The researchers were able to examine the specimens without unwrapping them or using CT and X-rays.
In addition to humans, the ancient Egyptians also mummified animals, such as crocodiles, and their own pets. Now, researchers had access to crocodile mummies to analyze them and discover secrets of that civilization.
A group of crocodiles were mummified in a unique way at the Egyptian site of Qubbat al-Hawā during the fifth century BC, according to a study published on January 18, 2023 in the open access journal PLOS ONE by Bea De Cupere of the Royal Belgian Institute of Natural Sciences (Belgium) and the University of Jaen (Spain), and their colleagues.
The study points out that although there are several hundred mummified crocodiles in museum collections around the world, they are rarely examined in depth. Therefore, in this study, the authors offer a detailed analysis of the morphology and conservation of ten crocodile mummies found in rock tombs at the Qubbat al-Hawā site, on the west bank of the Nile.
— Phys.org (@physorg_com) January 18, 2023
“In an intact tomb at Qubbat al-Hawā (Aswan, Egypt) ten crocodile mummies were found, including five more or less complete bodies and five heads. The mummies were in different states of preservation and integrity,” the study authors stated.
The researchers were able to examine the specimens without unwrapping them or using CT and X-rays. Based on the morphology of the crocodiles, two species were identified: West African crocodiles and Nile crocodiles, with specimens ranging from 1.5 to 3.5 meters in length.

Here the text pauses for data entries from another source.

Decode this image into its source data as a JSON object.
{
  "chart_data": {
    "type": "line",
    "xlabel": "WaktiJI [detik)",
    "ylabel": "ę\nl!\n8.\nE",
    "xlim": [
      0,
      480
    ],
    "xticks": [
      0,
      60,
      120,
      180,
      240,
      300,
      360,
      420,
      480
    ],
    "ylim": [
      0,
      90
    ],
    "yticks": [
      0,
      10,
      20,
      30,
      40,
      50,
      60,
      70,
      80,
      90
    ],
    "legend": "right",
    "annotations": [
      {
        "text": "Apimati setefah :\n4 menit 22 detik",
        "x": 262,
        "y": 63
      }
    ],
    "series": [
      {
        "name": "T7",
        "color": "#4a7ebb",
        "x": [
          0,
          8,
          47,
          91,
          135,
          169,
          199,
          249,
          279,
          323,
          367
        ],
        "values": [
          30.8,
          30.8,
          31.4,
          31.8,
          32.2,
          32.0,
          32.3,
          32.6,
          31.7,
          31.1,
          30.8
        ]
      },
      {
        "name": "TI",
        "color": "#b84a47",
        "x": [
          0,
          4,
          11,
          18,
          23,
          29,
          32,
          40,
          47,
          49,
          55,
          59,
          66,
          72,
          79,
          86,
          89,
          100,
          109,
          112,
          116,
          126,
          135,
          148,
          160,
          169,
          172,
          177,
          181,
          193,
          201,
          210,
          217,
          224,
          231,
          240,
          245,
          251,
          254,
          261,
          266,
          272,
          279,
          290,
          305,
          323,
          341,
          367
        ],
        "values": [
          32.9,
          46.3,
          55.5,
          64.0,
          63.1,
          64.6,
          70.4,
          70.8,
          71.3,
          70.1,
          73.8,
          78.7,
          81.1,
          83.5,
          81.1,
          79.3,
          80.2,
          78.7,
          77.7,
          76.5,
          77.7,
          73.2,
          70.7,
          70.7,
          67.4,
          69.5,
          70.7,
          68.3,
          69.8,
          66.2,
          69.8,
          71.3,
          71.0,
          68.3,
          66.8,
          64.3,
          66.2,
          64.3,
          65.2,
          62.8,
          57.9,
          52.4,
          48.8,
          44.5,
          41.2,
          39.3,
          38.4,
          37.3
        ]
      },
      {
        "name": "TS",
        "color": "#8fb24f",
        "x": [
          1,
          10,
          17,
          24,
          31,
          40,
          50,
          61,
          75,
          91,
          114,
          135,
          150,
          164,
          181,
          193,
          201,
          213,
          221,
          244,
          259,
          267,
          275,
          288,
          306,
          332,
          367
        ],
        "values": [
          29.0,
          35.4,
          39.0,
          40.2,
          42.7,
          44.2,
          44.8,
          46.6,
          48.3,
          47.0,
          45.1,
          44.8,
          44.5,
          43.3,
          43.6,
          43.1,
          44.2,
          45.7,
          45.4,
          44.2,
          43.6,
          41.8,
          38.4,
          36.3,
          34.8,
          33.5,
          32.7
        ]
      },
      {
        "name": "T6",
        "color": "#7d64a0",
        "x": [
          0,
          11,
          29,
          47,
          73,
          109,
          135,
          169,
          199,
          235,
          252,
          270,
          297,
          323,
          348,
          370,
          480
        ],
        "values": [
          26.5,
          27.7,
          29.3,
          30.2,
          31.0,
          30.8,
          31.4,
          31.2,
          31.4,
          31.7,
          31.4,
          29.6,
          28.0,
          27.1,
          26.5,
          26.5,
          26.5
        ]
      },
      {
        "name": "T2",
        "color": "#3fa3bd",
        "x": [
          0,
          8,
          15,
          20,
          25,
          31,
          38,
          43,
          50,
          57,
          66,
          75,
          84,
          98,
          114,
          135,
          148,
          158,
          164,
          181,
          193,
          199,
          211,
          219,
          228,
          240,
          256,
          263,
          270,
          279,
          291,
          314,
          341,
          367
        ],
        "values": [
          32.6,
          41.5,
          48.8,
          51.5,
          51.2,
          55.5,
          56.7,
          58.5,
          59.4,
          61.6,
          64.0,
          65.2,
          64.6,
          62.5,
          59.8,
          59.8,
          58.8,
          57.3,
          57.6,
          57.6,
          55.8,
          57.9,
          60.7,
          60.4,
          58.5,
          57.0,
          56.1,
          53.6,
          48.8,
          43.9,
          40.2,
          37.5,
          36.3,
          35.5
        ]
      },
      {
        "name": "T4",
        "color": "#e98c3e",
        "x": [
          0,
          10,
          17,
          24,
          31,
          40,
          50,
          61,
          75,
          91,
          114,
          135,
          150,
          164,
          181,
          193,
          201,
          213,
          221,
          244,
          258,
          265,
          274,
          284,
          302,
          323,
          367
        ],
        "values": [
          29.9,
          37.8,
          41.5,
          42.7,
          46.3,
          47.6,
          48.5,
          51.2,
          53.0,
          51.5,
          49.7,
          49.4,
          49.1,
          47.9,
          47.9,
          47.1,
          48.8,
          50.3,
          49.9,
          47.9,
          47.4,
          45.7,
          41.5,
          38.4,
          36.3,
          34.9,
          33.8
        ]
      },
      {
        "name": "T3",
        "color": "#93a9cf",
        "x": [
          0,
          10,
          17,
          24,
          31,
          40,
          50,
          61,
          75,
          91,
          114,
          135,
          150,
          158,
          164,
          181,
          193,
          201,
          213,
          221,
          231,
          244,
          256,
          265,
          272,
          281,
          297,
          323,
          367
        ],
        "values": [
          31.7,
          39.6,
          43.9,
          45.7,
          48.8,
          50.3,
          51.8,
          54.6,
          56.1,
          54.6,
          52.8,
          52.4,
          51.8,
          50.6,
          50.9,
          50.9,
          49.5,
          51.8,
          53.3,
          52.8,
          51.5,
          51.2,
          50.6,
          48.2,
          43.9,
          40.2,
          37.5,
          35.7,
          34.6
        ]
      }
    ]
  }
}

Unique preservation methods
In the analysis, it was found that the style of conservation of the mummies is different from that found in other sites, mainly because they lack indications of the use of resin or evisceration of the corpse as part of the mummification process. The style of preservation suggests an antiquity before the Ptolemaic period, which is consistent with the final phase of funerary use of Qubbat al-Hawā during the 5th century BC.
Comparison of mummies between archaeological sites, according to the scientists, is useful for identifying trends in animal use and mummification practices over time. However, they acknowledge that the limitations of this study include the lack of available ancient DNA and radiocarbon, which would be helpful in refining the identification and dating of the remains.
The study authors conclude that future studies incorporating these techniques will contribute to scientific knowledge of ancient Egyptian cultural practices.